RWWN is interested in novel hardware, software, and algorithms to support and enable autonomous weapon concepts and capabilities especially in highly contested environments. Novel bio-inspired sensing and wide-field-of-view seeker hardware are desired to create improved situational awareness as well as improved integrated sensing-control algorithms. Test and evaluation hardware and scene generation technology are also desired for distributed aperture and wide-field sensing. Limited communication in contested environments might require decentralized, high-level cognitive functions: technologies that enable context-aware reasoning, multi-agent coordination, graceful performance degradation, and inherently flexible or reconfigurable operation are highly desired. Unified architectures or mathematical languages applicable to the control and coordination of heterogeneous information services and that enable verifiable, trusted autonomy are also sought.
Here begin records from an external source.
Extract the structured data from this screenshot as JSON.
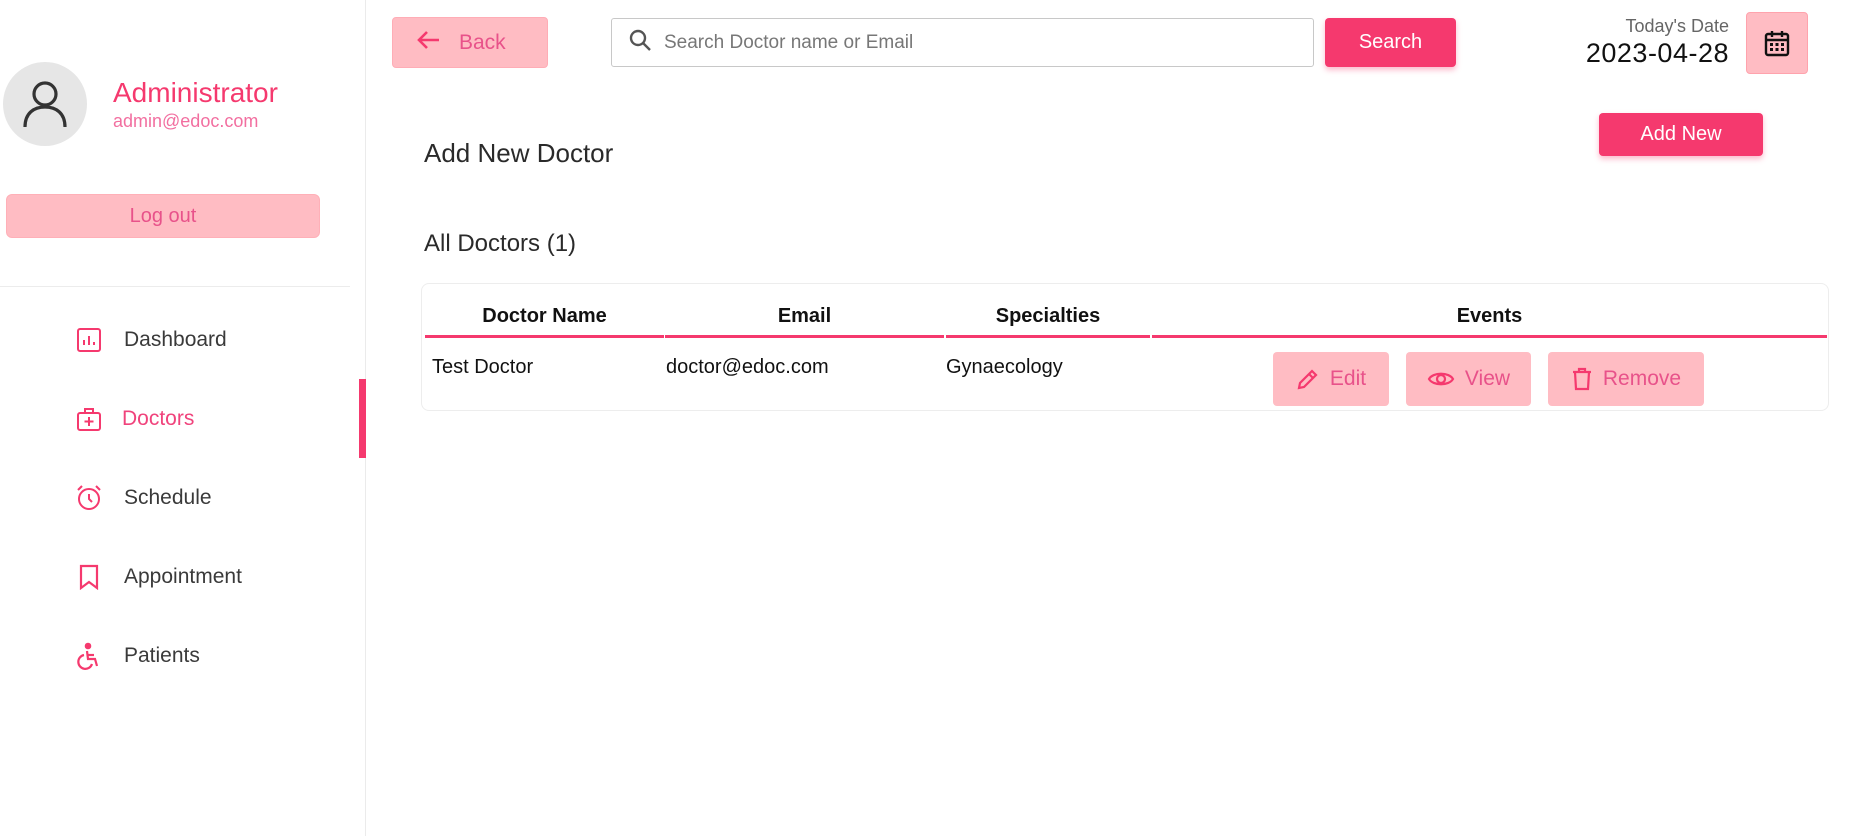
{
  "sidebar": {
    "profile": {
      "name": "Administrator",
      "email": "admin@edoc.com"
    },
    "logout_label": "Log out",
    "items": [
      {
        "label": "Dashboard",
        "icon": "dashboard-icon",
        "active": false
      },
      {
        "label": "Doctors",
        "icon": "doctor-case-icon",
        "active": true
      },
      {
        "label": "Schedule",
        "icon": "alarm-clock-icon",
        "active": false
      },
      {
        "label": "Appointment",
        "icon": "bookmark-icon",
        "active": false
      },
      {
        "label": "Patients",
        "icon": "wheelchair-icon",
        "active": false
      }
    ]
  },
  "header": {
    "back_label": "Back",
    "search": {
      "placeholder": "Search Doctor name or Email",
      "value": ""
    },
    "search_button": "Search",
    "date_label": "Today's Date",
    "date_value": "2023-04-28"
  },
  "main": {
    "add_title": "Add New Doctor",
    "add_button": "Add New",
    "list_title": "All Doctors (1)",
    "table": {
      "columns": [
        "Doctor Name",
        "Email",
        "Specialties",
        "Events"
      ],
      "rows": [
        {
          "name": "Test Doctor",
          "email": "doctor@edoc.com",
          "specialty": "Gynaecology"
        }
      ],
      "actions": {
        "edit": "Edit",
        "view": "View",
        "remove": "Remove"
      }
    }
  },
  "colors": {
    "accent": "#f5396e",
    "accent_light": "#ffbcc3",
    "accent_text": "#e8528a"
  }
}
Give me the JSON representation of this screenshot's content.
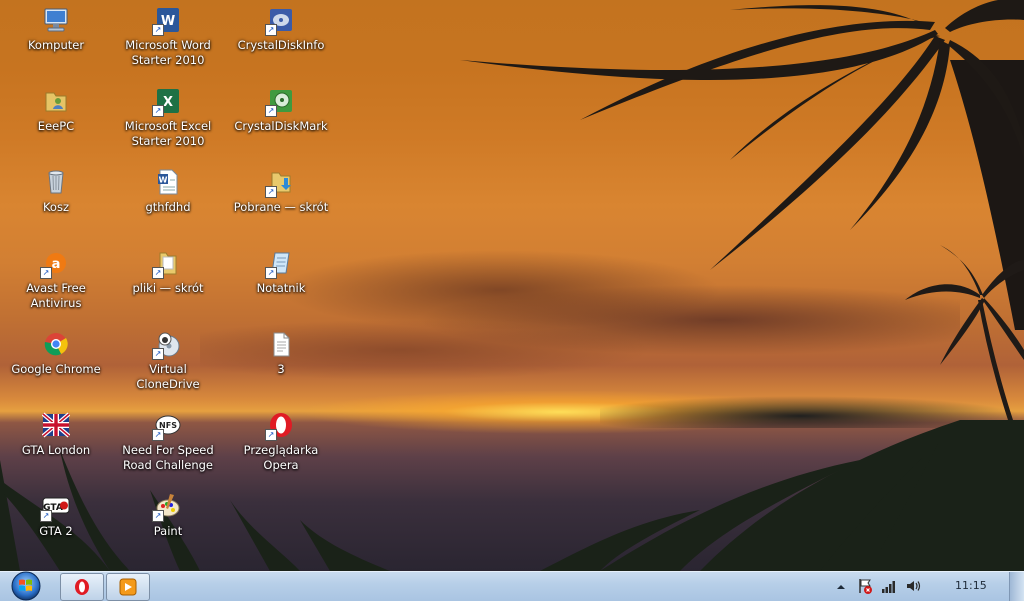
{
  "desktop": {
    "icons": [
      {
        "label": "Komputer",
        "icon": "computer-icon"
      },
      {
        "label": "EeePC",
        "icon": "user-folder-icon"
      },
      {
        "label": "Kosz",
        "icon": "recycle-bin-icon"
      },
      {
        "label": "Avast Free Antivirus",
        "icon": "avast-icon"
      },
      {
        "label": "Google Chrome",
        "icon": "chrome-icon"
      },
      {
        "label": "GTA London",
        "icon": "union-jack-icon"
      },
      {
        "label": "GTA 2",
        "icon": "gta2-icon"
      },
      {
        "label": "Microsoft Word\nStarter 2010",
        "icon": "word-icon"
      },
      {
        "label": "Microsoft Excel\nStarter 2010",
        "icon": "excel-icon"
      },
      {
        "label": "gthfdhd",
        "icon": "word-document-icon"
      },
      {
        "label": "pliki — skrót",
        "icon": "folder-shortcut-icon"
      },
      {
        "label": "Virtual CloneDrive",
        "icon": "sheep-disc-icon"
      },
      {
        "label": "Need For Speed\nRoad Challenge",
        "icon": "nfs-icon"
      },
      {
        "label": "Paint",
        "icon": "paint-icon"
      },
      {
        "label": "CrystalDiskInfo",
        "icon": "crystaldiskinfo-icon"
      },
      {
        "label": "CrystalDiskMark",
        "icon": "crystaldiskmark-icon"
      },
      {
        "label": "Pobrane — skrót",
        "icon": "downloads-folder-icon"
      },
      {
        "label": "Notatnik",
        "icon": "notepad-icon"
      },
      {
        "label": "3",
        "icon": "text-file-icon"
      },
      {
        "label": "Przeglądarka Opera",
        "icon": "opera-icon"
      }
    ]
  },
  "taskbar": {
    "pinned": [
      {
        "name": "opera",
        "icon": "opera-icon"
      },
      {
        "name": "media-player",
        "icon": "media-player-icon"
      }
    ],
    "tray": {
      "clock": "11:15"
    }
  },
  "colors": {
    "taskbar": "#b7cfe8",
    "label_text": "#ffffff"
  }
}
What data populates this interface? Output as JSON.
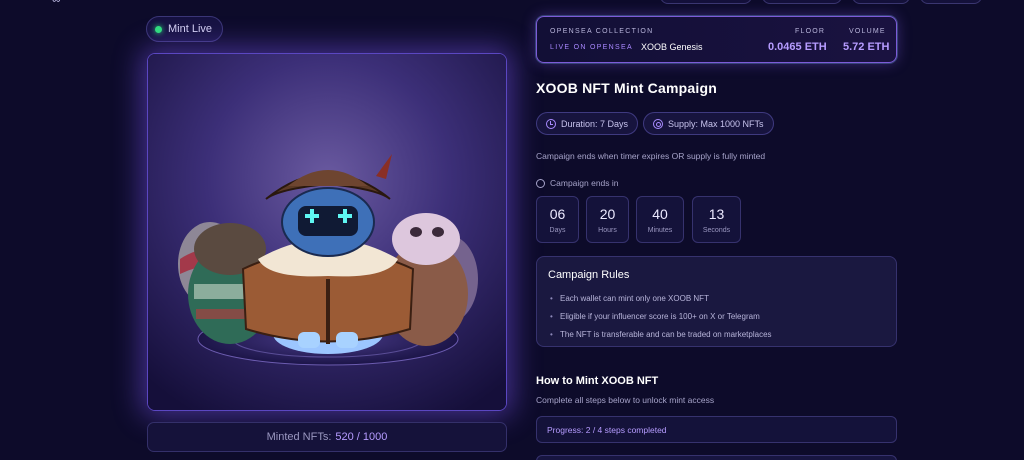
{
  "header": {
    "logo_fragment": "∞"
  },
  "status": {
    "mint_live_label": "Mint Live"
  },
  "nft": {
    "minted_label": "Minted NFTs:",
    "minted_value": "520 / 1000"
  },
  "collection": {
    "label": "OPENSEA COLLECTION",
    "live_label": "LIVE ON OPENSEA",
    "name": "XOOB Genesis",
    "floor_label": "FLOOR",
    "floor_value": "0.0465 ETH",
    "volume_label": "VOLUME",
    "volume_value": "5.72 ETH"
  },
  "campaign": {
    "title": "XOOB NFT Mint Campaign",
    "duration": "Duration: 7 Days",
    "supply": "Supply: Max 1000 NFTs",
    "ends_note": "Campaign ends when timer expires OR supply is fully minted",
    "ends_in_label": "Campaign ends in",
    "countdown": [
      {
        "value": "06",
        "unit": "Days"
      },
      {
        "value": "20",
        "unit": "Hours"
      },
      {
        "value": "40",
        "unit": "Minutes"
      },
      {
        "value": "13",
        "unit": "Seconds"
      }
    ]
  },
  "rules": {
    "title": "Campaign Rules",
    "items": [
      "Each wallet can mint only one XOOB NFT",
      "Eligible if your influencer score is 100+ on X or Telegram",
      "The NFT is transferable and can be traded on marketplaces"
    ]
  },
  "howto": {
    "title": "How to Mint XOOB NFT",
    "subtitle": "Complete all steps below to unlock mint access",
    "progress_text": "Progress: 2 / 4 steps completed",
    "steps_completed": 2,
    "steps_total": 4
  },
  "colors": {
    "accent": "#b69cff",
    "live": "#2fe07b",
    "background": "#0d0b2a"
  },
  "icons": {
    "duration": "clock-icon",
    "supply": "database-icon",
    "ends_in": "clock-icon"
  }
}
Network-aware capabilities, especially technology that cognitively matches machines with human oversight, would enable trusted cooperation and increased capacity for autonomous weapon deployment. Finally, science and technology that allows for fractionated weapon performance (having capability spread across multiple assets that coordinate to deliver a desired effect) and composable functions (where disparate capabilities can be combined synergistically to create multiple desired effects) are also of interest.

Keywords: Bio-Inspired Sensing; Context-Aware Reasoning; Multi-Agent Coordination; Network-Aware; Artificial Intelligence (AI); Autonomy.